Like when I’ve figured out how to solve a story problem. Or I’ve gained readers in a new country. If we look at those achievements in terms of words written and books sold, it would appear not much progress is taking place. But actually I’ve achieved something really useful that’s propelling my career in the right direction. There just isn’t a metric for that.
Instead, I like to measure achievements by asking: Did I make progress towards my goals today? Most of the time that works really well. Solving a story problem is making progress towards finishing my current book. Gaining readers in a new country is making progress towards increasing my visibility as an author.
But as I expand my writing and marketing activities, it becomes less simple. I don’t always know if I’ve made progress.
Firstly, there are the activities that take months or years to have an impact. Writing in a new genre is a risky choice. It takes months to write a book. And I can’t know for certain if the next book will be popular. It may not sell enough copies to make the time spent worthwhile. I won’t know that until I finish it.
Book giveaways and book promotion sites are another example. I can measure how many books are downloaded. I can measure how many reviews that book gets. But I’ll never know how many reviews were from those specific downloads. Because after the initial flurry of excited readers comes to an end, the rest of the books will be read over a number of years. And I’ll be blogging, and advertising, and posting on social media during that time. It’s impossible to track sales and reviews back to the originating promotion.
Then there’s training. I know I’m becoming a better author but I can’t demonstrate it with facts and figures. I can only look back at what I’ve written before, and know I’d write it a different way now.
But this doesn’t mean I’m not getting anywhere. You wouldn’t plant one seed, and pin all your hopes on that one plant doing really, really well. Being an author is about so much more than just writing a book and promoting it. It’s about making a series out of ideas that do well, and learning from the ideas that don’t do so well. Promoting existing books while writing new ones. Being present on multiple social media platforms because the right readers are on at least one of them.
It’s about learning, growing, and trying new things. Some of which won’t result in any progress at all. Without trying them, there’s no way to know.
For me, more than anything else, being an author is about doing what I love.

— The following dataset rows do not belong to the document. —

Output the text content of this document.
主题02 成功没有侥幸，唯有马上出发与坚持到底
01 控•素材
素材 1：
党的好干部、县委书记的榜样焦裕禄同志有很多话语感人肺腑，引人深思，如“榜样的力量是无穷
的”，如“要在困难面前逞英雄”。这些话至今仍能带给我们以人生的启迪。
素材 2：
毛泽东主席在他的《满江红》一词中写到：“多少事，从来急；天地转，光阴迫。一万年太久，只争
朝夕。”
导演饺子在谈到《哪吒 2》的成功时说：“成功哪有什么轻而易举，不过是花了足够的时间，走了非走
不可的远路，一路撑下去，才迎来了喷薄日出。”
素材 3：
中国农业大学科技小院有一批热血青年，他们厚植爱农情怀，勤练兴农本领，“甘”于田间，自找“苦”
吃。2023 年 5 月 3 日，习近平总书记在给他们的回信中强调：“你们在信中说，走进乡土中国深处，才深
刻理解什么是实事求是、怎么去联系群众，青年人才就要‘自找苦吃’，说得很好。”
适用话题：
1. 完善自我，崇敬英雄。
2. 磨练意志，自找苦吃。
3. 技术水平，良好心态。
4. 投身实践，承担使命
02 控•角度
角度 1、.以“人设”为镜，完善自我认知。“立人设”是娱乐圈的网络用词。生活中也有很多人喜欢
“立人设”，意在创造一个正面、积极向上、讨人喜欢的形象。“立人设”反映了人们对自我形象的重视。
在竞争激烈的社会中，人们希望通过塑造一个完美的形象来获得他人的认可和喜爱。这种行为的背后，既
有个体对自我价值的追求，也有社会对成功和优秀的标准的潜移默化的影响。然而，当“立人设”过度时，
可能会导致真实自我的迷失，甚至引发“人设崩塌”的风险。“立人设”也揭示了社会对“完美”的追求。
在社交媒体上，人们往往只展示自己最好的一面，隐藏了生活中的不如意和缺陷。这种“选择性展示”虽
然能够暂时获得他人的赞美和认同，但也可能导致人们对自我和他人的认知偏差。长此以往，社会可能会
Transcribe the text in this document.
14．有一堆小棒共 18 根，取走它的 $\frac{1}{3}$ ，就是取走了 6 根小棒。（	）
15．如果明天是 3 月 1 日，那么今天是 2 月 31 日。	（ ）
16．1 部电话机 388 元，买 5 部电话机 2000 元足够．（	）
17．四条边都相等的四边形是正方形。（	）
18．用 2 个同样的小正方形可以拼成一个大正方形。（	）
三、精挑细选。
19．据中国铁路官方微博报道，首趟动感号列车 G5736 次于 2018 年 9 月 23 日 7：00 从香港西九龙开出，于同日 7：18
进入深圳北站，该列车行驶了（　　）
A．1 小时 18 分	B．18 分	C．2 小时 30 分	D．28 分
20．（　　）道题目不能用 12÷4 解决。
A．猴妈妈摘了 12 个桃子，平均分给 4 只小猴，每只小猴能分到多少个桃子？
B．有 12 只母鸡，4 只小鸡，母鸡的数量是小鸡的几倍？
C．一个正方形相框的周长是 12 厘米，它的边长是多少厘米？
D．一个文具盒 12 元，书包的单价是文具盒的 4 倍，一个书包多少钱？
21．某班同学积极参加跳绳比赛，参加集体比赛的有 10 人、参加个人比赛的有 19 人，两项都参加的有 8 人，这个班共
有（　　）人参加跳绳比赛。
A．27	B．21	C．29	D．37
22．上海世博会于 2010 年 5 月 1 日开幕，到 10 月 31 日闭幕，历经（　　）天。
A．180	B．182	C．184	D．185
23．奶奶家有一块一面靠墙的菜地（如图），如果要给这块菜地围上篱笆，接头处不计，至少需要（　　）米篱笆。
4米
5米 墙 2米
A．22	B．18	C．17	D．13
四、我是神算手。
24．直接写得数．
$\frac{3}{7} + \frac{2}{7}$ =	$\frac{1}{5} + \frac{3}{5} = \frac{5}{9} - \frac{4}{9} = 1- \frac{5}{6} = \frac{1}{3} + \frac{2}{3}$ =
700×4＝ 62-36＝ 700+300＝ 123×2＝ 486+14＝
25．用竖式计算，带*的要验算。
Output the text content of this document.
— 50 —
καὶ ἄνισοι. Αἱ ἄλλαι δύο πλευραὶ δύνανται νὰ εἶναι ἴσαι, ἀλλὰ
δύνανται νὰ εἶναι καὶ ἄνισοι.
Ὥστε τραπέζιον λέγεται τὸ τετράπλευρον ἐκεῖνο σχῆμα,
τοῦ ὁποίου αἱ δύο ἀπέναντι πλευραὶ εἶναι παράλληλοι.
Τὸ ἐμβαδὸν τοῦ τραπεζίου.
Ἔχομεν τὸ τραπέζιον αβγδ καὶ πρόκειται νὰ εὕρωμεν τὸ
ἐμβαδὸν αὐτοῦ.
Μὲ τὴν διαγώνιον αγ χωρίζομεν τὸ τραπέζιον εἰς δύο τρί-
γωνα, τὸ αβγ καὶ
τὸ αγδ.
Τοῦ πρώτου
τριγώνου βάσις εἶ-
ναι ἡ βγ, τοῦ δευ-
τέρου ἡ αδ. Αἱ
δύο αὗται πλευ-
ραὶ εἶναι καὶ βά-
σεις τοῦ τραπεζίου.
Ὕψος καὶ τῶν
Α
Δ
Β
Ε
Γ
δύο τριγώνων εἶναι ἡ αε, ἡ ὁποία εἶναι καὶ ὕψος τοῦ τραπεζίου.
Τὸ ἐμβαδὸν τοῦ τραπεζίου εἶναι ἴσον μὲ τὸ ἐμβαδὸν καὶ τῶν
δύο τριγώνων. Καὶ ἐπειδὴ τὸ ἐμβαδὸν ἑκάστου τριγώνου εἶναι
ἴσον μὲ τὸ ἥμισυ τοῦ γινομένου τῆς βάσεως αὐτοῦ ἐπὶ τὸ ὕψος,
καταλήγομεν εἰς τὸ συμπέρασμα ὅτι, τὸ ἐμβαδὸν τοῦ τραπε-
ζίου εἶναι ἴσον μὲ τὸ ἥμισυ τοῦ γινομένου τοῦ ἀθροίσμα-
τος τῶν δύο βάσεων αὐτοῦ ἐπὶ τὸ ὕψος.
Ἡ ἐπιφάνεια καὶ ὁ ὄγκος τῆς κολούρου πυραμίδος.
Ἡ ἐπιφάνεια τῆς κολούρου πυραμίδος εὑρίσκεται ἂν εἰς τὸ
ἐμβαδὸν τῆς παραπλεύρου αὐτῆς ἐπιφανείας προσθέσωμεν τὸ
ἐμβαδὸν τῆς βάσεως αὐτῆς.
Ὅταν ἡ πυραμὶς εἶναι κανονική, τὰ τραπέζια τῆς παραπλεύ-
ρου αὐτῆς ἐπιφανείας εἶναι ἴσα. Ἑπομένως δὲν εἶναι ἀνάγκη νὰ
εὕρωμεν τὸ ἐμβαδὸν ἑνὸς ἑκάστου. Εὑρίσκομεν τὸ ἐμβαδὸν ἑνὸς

What this quote means to me
If I can write 1000 words a day, every day for four weeks, I will make a lot of progress in those four weeks. But then what? I can’t sustain that. I will hit story problems and fall into plot holes. I will have to slow down to fix those issues. There will be days when no words are added. And once I get into editing, there will be days when the word count will go down. That’s still progress, it’s just much harder to measure.
The same goes for marketing. Peaks in sales are not rewarded by retailers. So stepping out of my comfort zone, to reach lots of people and cause a short-term increase in sales, is not a great idea. Retailers promote books that sell consistently. It turns out the best marketing is whatever I can do on an ongoing basis.
The activities that are most likely to reap consistent results are those I will use consistently. Here’s the good part – the activities I am most likely to stick with long-term are those I enjoy doing.
I wouldn’t enjoy making videos for TikTok, or being interviewed on radio or TV. Those activities would, at best, create peaks and troughs. I do like blogging, and posting on social media about things that inspire me. And planning the next book in the series, and the one after that. And improving my work in progress, whether that’s 1000 words added, or a problem fixed.
These are the seeds I can keep planting, day after day, regardless of how much – or how little – I can harvest right now. So going forward, I’ll be counting the seeds, as well as what they grow into.
How do you judge your hard-to-measure progress?